Our sorrow is intensified by the peculiar combination of circumstances attending it. Four years ago, rebellion fired its first gun on Fort Sumter. That gun echoed and reëchoed throughout the land. It was heard in every valley and was returned with added thunder from every hillside, until the sons of freedom poured in almost endless columns, from New England, from the Empire state and from the boundless prairies of the west, to avenge the insult offered to our flag, and protect the altars of liberty. Never before did the world witness such an uprising of a great people. The strife raged, longer, louder and more bloody, until the gory folds of war hung over all our hearts. It was war in fearful earnest.
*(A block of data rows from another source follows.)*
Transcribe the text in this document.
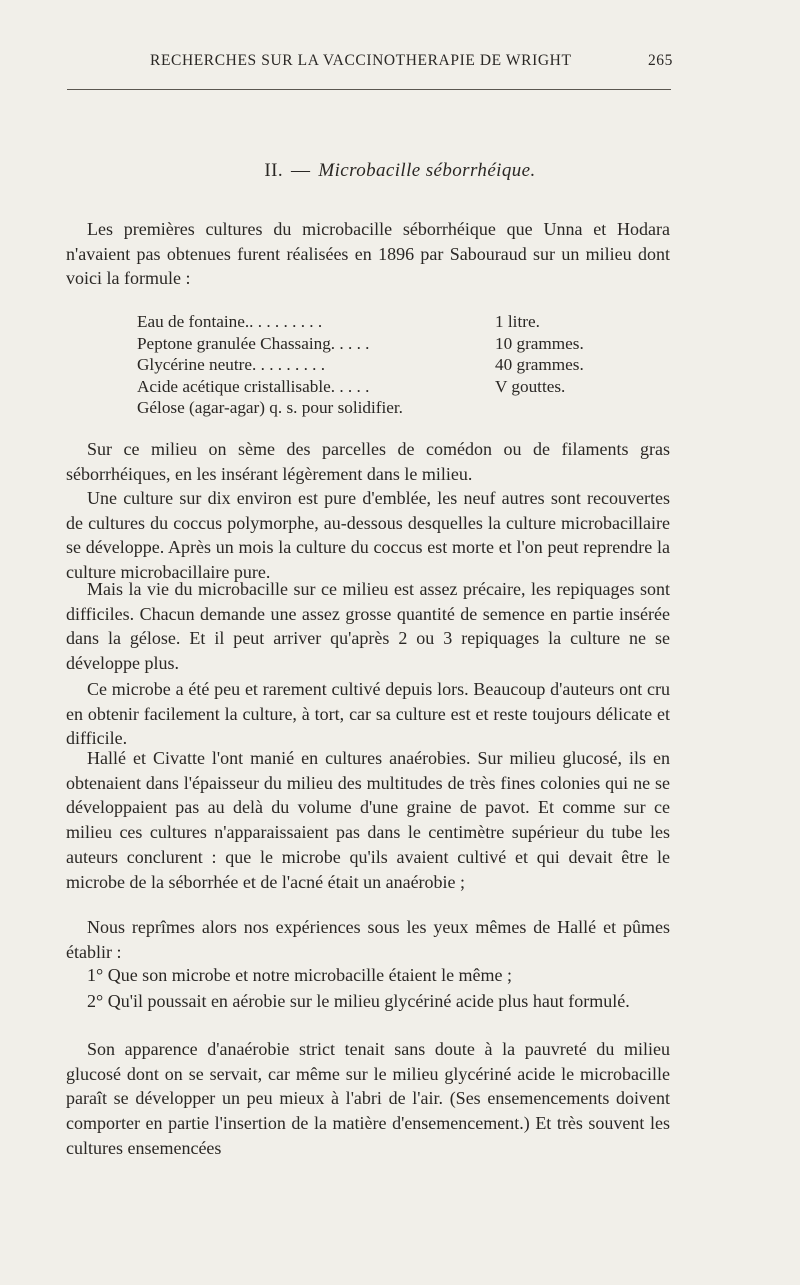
RECHERCHES SUR LA VACCINOTHERAPIE DE WRIGHT	265
II. — Microbacille séborrhéique.

Les premières cultures du microbacille séborrhéique que Unna et Hodara n'avaient pas obtenues furent réalisées en 1896 par Sabouraud sur un milieu dont voici la formule :

Eau de fontaine.. . . . . . . . .	1 litre.
Peptone granulée Chassaing. . . . .	10 grammes.
Glycérine neutre. . . . . . . . .	40 grammes.
Acide acétique cristallisable. . . . .	V gouttes.
Gélose (agar-agar) q. s. pour solidifier.

Sur ce milieu on sème des parcelles de comédon ou de filaments gras séborrhéiques, en les insérant légèrement dans le milieu.

Une culture sur dix environ est pure d'emblée, les neuf autres sont recouvertes de cultures du coccus polymorphe, au-dessous desquelles la culture microbacillaire se développe. Après un mois la culture du coccus est morte et l'on peut reprendre la culture microbacillaire pure.

Mais la vie du microbacille sur ce milieu est assez précaire, les repiquages sont difficiles. Chacun demande une assez grosse quantité de semence en partie insérée dans la gélose. Et il peut arriver qu'après 2 ou 3 repiquages la culture ne se développe plus.

Ce microbe a été peu et rarement cultivé depuis lors. Beaucoup d'auteurs ont cru en obtenir facilement la culture, à tort, car sa culture est et reste toujours délicate et difficile.

Hallé et Civatte l'ont manié en cultures anaérobies. Sur milieu glucosé, ils en obtenaient dans l'épaisseur du milieu des multitudes de très fines colonies qui ne se développaient pas au delà du volume d'une graine de pavot. Et comme sur ce milieu ces cultures n'apparaissaient pas dans le centimètre supérieur du tube les auteurs conclurent : que le microbe qu'ils avaient cultivé et qui devait être le microbe de la séborrhée et de l'acné était un anaérobie ;

Nous reprîmes alors nos expériences sous les yeux mêmes de Hallé et pûmes établir :

1° Que son microbe et notre microbacille étaient le même ;

2° Qu'il poussait en aérobie sur le milieu glycériné acide plus haut formulé.

Son apparence d'anaérobie strict tenait sans doute à la pauvreté du milieu glucosé dont on se servait, car même sur le milieu glycériné acide le microbacille paraît se développer un peu mieux à l'abri de l'air. (Ses ensemencements doivent comporter en partie l'insertion de la matière d'ensemencement.) Et très souvent les cultures ensemencées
""Twas war, war, war, with blood and woe;

Widows in tears, and children without sires;
Uncounted, trampling hosts-a ceaseless flow;

Hearts burnt to dross by sorrow's quenchless fires-
Brothers erecting brothers' funeral pyres,

And lovers weeping o'er some portrait fair

That tells of one whose noble heart aspires

The victor's joy to know, his palm to bear,

And on his honored brow the crown of conqueror wear." At length, victory great and glorious blesses our arms. The dawn of peace paints the eastern sky. There are rifts in the cloud of war. The sound of battle recedes. The air is less sulphureous than before, and on every breeze is borne the victorious shout of freemen. Sumter is again ours. Four years from the day it fell, the same old flag, so gallantly defended by Major Anderson and his brave band, is again thrown to the breeze of heaven above those battered ramparts, amid the joyous acclamations of a delivered people. On that same day, when our hopes were so high and our joy so unbounded, the arrow enters our hearts again. The heaviest sorrow of the whole war falls upon us.

What extremes sometimes meet in our experiences here! What contrasts sometimes appear, in the history of individuals and nations! The news is flashed on the lightning's wing to every home and every heart-"The President is assassinated!" The whole nation bows itself in sorrow, and is draped in mourning. Never was a nation's grief sincerer! Never was such a spectacle, on such a scale, witnessed before!

Abraham Lincoln was born in Hardin county, Kentucky, February 12th, 1809. At an early age he

removed with his father's family to Spencer county, Indiana, where, for ten years, he labored on his father's farm. His educational advantages were limited, he having attended school in all, only about a year.

On the breaking out of the Black Hawk war in 1832, he enlisted as a private, and was elected captain of a volunteer company. This event, he said, gave him more satisfaction than any other success of his life.

Such was his character for honesty, sobriety and intelligence, that he was soon called upon to hold responsible civil trusts. In such high esteem was he held by his countrymen, that in 1846 he was elected a representative in congress, and took his seat on the first Monday of December, 1847. On May 16th, 1860, the Republican National Convention met at Chicago, and on motion of the chairman of the New York delegation, the nomination of Abraham Lincoln for the presidency of the United States was made unanimous, and in November following, he was elected by a large majority.

He came to the presidential chair amid the threatenings of war and the greatest uncertainty as to who were the friends or the foes of the republic. With his administration of righteousness and wisdom during those four terrible years, we are familiar. Never before were such responsibilities imposed upon the chief magistrate of a nation. Never before were they met so manfully, and discharged with such fidelity.